Heritage Elementary Eco Club wants to save the environment

Fiona McKellar and Seren Caza Defferrard
Heritage Elementary School

The Heritage Elementary Eco Club is adopting a cheetah; symbolically, that is.

The club has been meeting every Monday since February to talk about environmental issues at the Huntingdon-based school and what students can do about them.

Around 16 students are part of the lunch-hour extra-curricular activity, which is led by teacher Méla Caza Pugh, who lived in the rainforests of Peru with her family.

The club members have created posters to encourage students to recycle, and have also put up posters within the building reminding students to save water.

“Students have always been interested in environmental issues and I feel it is a great way to empower our students for change,” said Miss Méla.

“I joined the Eco Club to try and help all of the animals and plants,” said one student in Grade 4. “Everyone can help out by cleaning up their environment and picking up garbage and recycling,” she added.

“I got to learn more about endangered animals,” said another student in Grade 3.

 

Eco Club members at Heritage Elementary enjoy planting marigold seeds for their cheetah fundraiser PHOTO Méla Caza Pugh

 

One of the main goals of the club is to symbolically adopt a cheetah.
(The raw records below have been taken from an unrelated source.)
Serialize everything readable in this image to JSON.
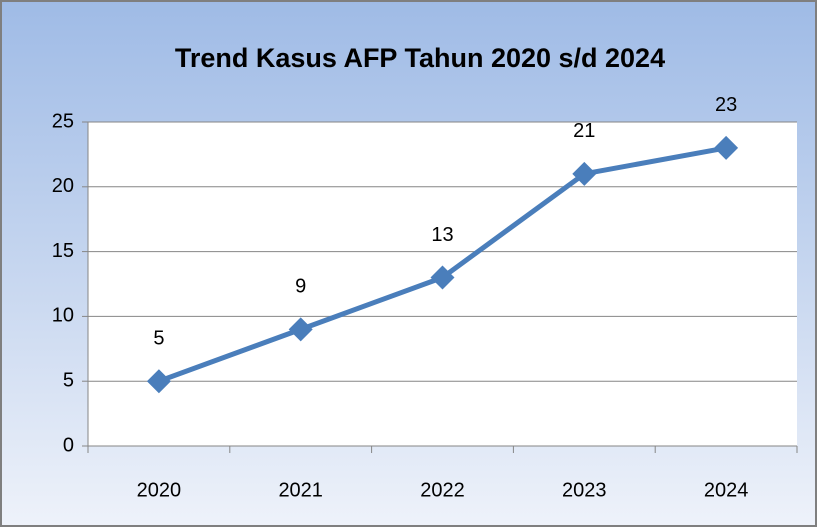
{
  "chart_data": {
    "type": "line",
    "title": "Trend Kasus AFP Tahun 2020 s/d 2024",
    "categories": [
      "2020",
      "2021",
      "2022",
      "2023",
      "2024"
    ],
    "values": [
      5,
      9,
      13,
      21,
      23
    ],
    "color": "#4a7ebb",
    "ylim": [
      0,
      25
    ],
    "yticks": [
      0,
      5,
      10,
      15,
      20,
      25
    ],
    "grid": true
  }
}
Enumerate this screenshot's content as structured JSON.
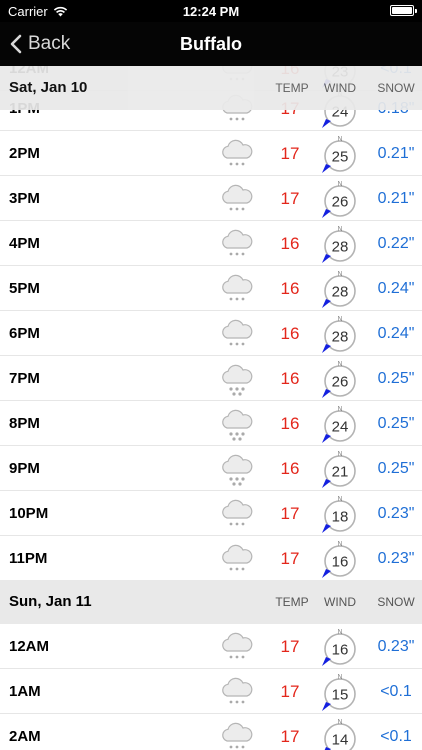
{
  "status_bar": {
    "carrier": "Carrier",
    "time": "12:24 PM"
  },
  "nav": {
    "back_label": "Back",
    "title": "Buffalo"
  },
  "columns": {
    "temp": "TEMP",
    "wind": "WIND",
    "snow": "SNOW"
  },
  "wind_north_label": "N",
  "colors": {
    "temp": "#e3261b",
    "snow": "#1f6fd6",
    "wind_arrow": "#1420e0"
  },
  "sections": [
    {
      "date": "Sat, Jan 10",
      "rows": [
        {
          "time": "12AM",
          "icon": "snow-cloud-icon",
          "temp": "16",
          "wind": "23",
          "snow": "<0.1"
        },
        {
          "time": "1PM",
          "icon": "snow-cloud-icon",
          "temp": "17",
          "wind": "24",
          "snow": "0.18\""
        },
        {
          "time": "2PM",
          "icon": "snow-cloud-icon",
          "temp": "17",
          "wind": "25",
          "snow": "0.21\""
        },
        {
          "time": "3PM",
          "icon": "snow-cloud-icon",
          "temp": "17",
          "wind": "26",
          "snow": "0.21\""
        },
        {
          "time": "4PM",
          "icon": "snow-cloud-icon",
          "temp": "16",
          "wind": "28",
          "snow": "0.22\""
        },
        {
          "time": "5PM",
          "icon": "snow-cloud-icon",
          "temp": "16",
          "wind": "28",
          "snow": "0.24\""
        },
        {
          "time": "6PM",
          "icon": "snow-cloud-icon",
          "temp": "16",
          "wind": "28",
          "snow": "0.24\""
        },
        {
          "time": "7PM",
          "icon": "heavy-snow-cloud-icon",
          "temp": "16",
          "wind": "26",
          "snow": "0.25\""
        },
        {
          "time": "8PM",
          "icon": "heavy-snow-cloud-icon",
          "temp": "16",
          "wind": "24",
          "snow": "0.25\""
        },
        {
          "time": "9PM",
          "icon": "heavy-snow-cloud-icon",
          "temp": "16",
          "wind": "21",
          "snow": "0.25\""
        },
        {
          "time": "10PM",
          "icon": "snow-cloud-icon",
          "temp": "17",
          "wind": "18",
          "snow": "0.23\""
        },
        {
          "time": "11PM",
          "icon": "snow-cloud-icon",
          "temp": "17",
          "wind": "16",
          "snow": "0.23\""
        }
      ]
    },
    {
      "date": "Sun, Jan 11",
      "rows": [
        {
          "time": "12AM",
          "icon": "snow-cloud-icon",
          "temp": "17",
          "wind": "16",
          "snow": "0.23\""
        },
        {
          "time": "1AM",
          "icon": "snow-cloud-icon",
          "temp": "17",
          "wind": "15",
          "snow": "<0.1"
        },
        {
          "time": "2AM",
          "icon": "snow-cloud-icon",
          "temp": "17",
          "wind": "14",
          "snow": "<0.1"
        }
      ]
    }
  ]
}
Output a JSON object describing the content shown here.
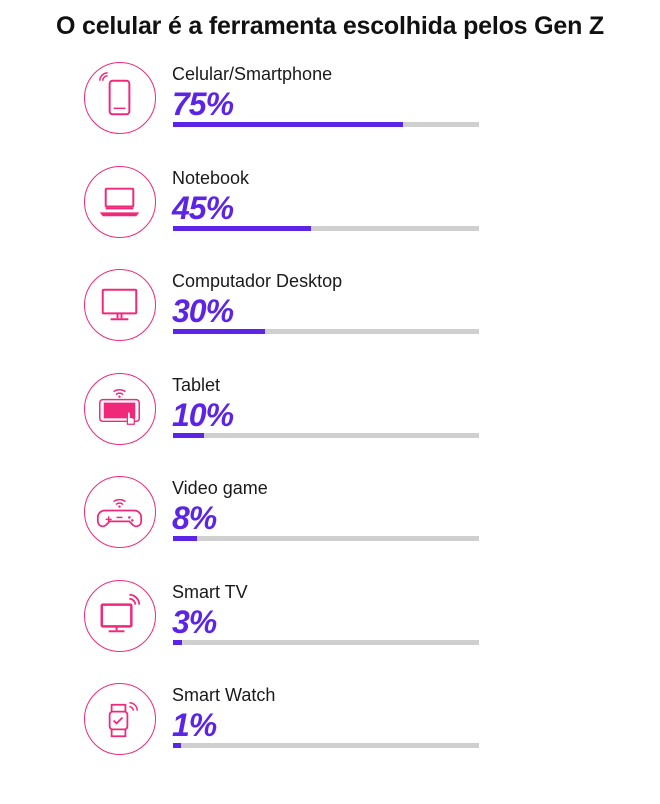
{
  "title": "O celular é a ferramenta escolhida pelos Gen Z",
  "colors": {
    "accent": "#5b24e6",
    "icon": "#f0287a",
    "track": "#cfcfcf"
  },
  "chart_data": {
    "type": "bar",
    "orientation": "horizontal",
    "title": "O celular é a ferramenta escolhida pelos Gen Z",
    "categories": [
      "Celular/Smartphone",
      "Notebook",
      "Computador Desktop",
      "Tablet",
      "Video game",
      "Smart TV",
      "Smart Watch"
    ],
    "values": [
      75,
      45,
      30,
      10,
      8,
      3,
      1
    ],
    "value_labels": [
      "75%",
      "45%",
      "30%",
      "10%",
      "8%",
      "3%",
      "1%"
    ],
    "icons": [
      "smartphone-icon",
      "laptop-icon",
      "desktop-monitor-icon",
      "tablet-icon",
      "gamepad-icon",
      "smart-tv-icon",
      "smartwatch-icon"
    ],
    "xlim": [
      0,
      100
    ],
    "grid": false
  }
}
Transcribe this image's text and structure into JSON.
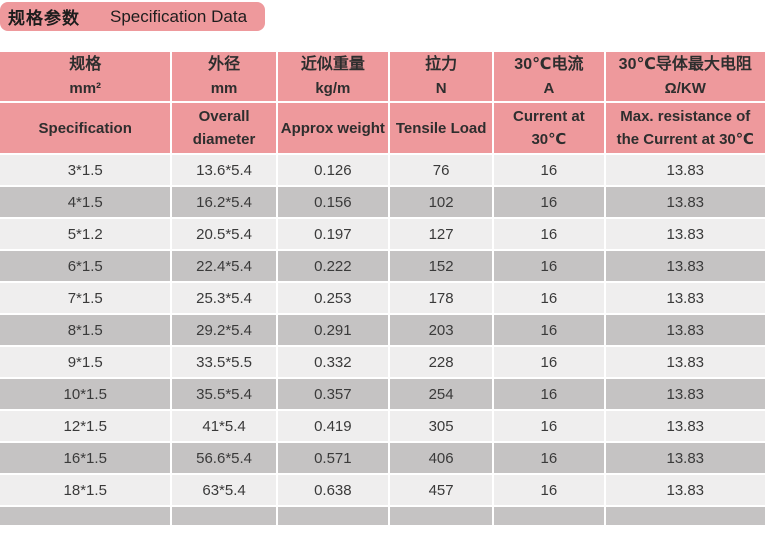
{
  "title": {
    "zh": "规格参数",
    "en": "Specification Data"
  },
  "table": {
    "columns": [
      {
        "zh": "规格",
        "unit": "mm²",
        "en": "Specification"
      },
      {
        "zh": "外径",
        "unit": "mm",
        "en": "Overall diameter"
      },
      {
        "zh": "近似重量",
        "unit": "kg/m",
        "en": "Approx weight"
      },
      {
        "zh": "拉力",
        "unit": "N",
        "en": "Tensile Load"
      },
      {
        "zh": "30℃电流",
        "unit": "A",
        "en": "Current at 30℃"
      },
      {
        "zh": "30℃导体最大电阻",
        "unit": "Ω/KW",
        "en": "Max. resistance of the Current at 30℃"
      }
    ],
    "rows": [
      [
        "3*1.5",
        "13.6*5.4",
        "0.126",
        "76",
        "16",
        "13.83"
      ],
      [
        "4*1.5",
        "16.2*5.4",
        "0.156",
        "102",
        "16",
        "13.83"
      ],
      [
        "5*1.2",
        "20.5*5.4",
        "0.197",
        "127",
        "16",
        "13.83"
      ],
      [
        "6*1.5",
        "22.4*5.4",
        "0.222",
        "152",
        "16",
        "13.83"
      ],
      [
        "7*1.5",
        "25.3*5.4",
        "0.253",
        "178",
        "16",
        "13.83"
      ],
      [
        "8*1.5",
        "29.2*5.4",
        "0.291",
        "203",
        "16",
        "13.83"
      ],
      [
        "9*1.5",
        "33.5*5.5",
        "0.332",
        "228",
        "16",
        "13.83"
      ],
      [
        "10*1.5",
        "35.5*5.4",
        "0.357",
        "254",
        "16",
        "13.83"
      ],
      [
        "12*1.5",
        "41*5.4",
        "0.419",
        "305",
        "16",
        "13.83"
      ],
      [
        "16*1.5",
        "56.6*5.4",
        "0.571",
        "406",
        "16",
        "13.83"
      ],
      [
        "18*1.5",
        "63*5.4",
        "0.638",
        "457",
        "16",
        "13.83"
      ]
    ]
  },
  "colors": {
    "accent_pink": "#ee999c",
    "row_light": "#efeeee",
    "row_dark": "#c5c3c3",
    "text": "#3a3a3a"
  }
}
The cheetah was chosen because the animal is the school mascot. “I thought it would inspire our student body to become involved in the project,” said Miss Méla, of the decision to sponsor the fastest runner on land.

The club members have talked about cheetahs and have watched a documentary to learn more about the spotted feline.

In order to adopt the big cat, the club is planning a number of fundraisers, including a cookie sale and a plant sale. In mid-April the group met to plant marigold seeds for the fundraiser, which has so far brought in $110. The cookie sale will take place during the first week of June at the school and will offer cookies in the form of cheetah paws.

The symbolic cheetah will be adopted through the Cheetah Conservation Fund which is associated with the Research and Education Centre located in Otjiwarongo, Namibia. The remaining funds will be donated to the Friends of Parc Safari Foundation in Hemmingford.

The goal is to have the cheetah adopted by the end of the school year.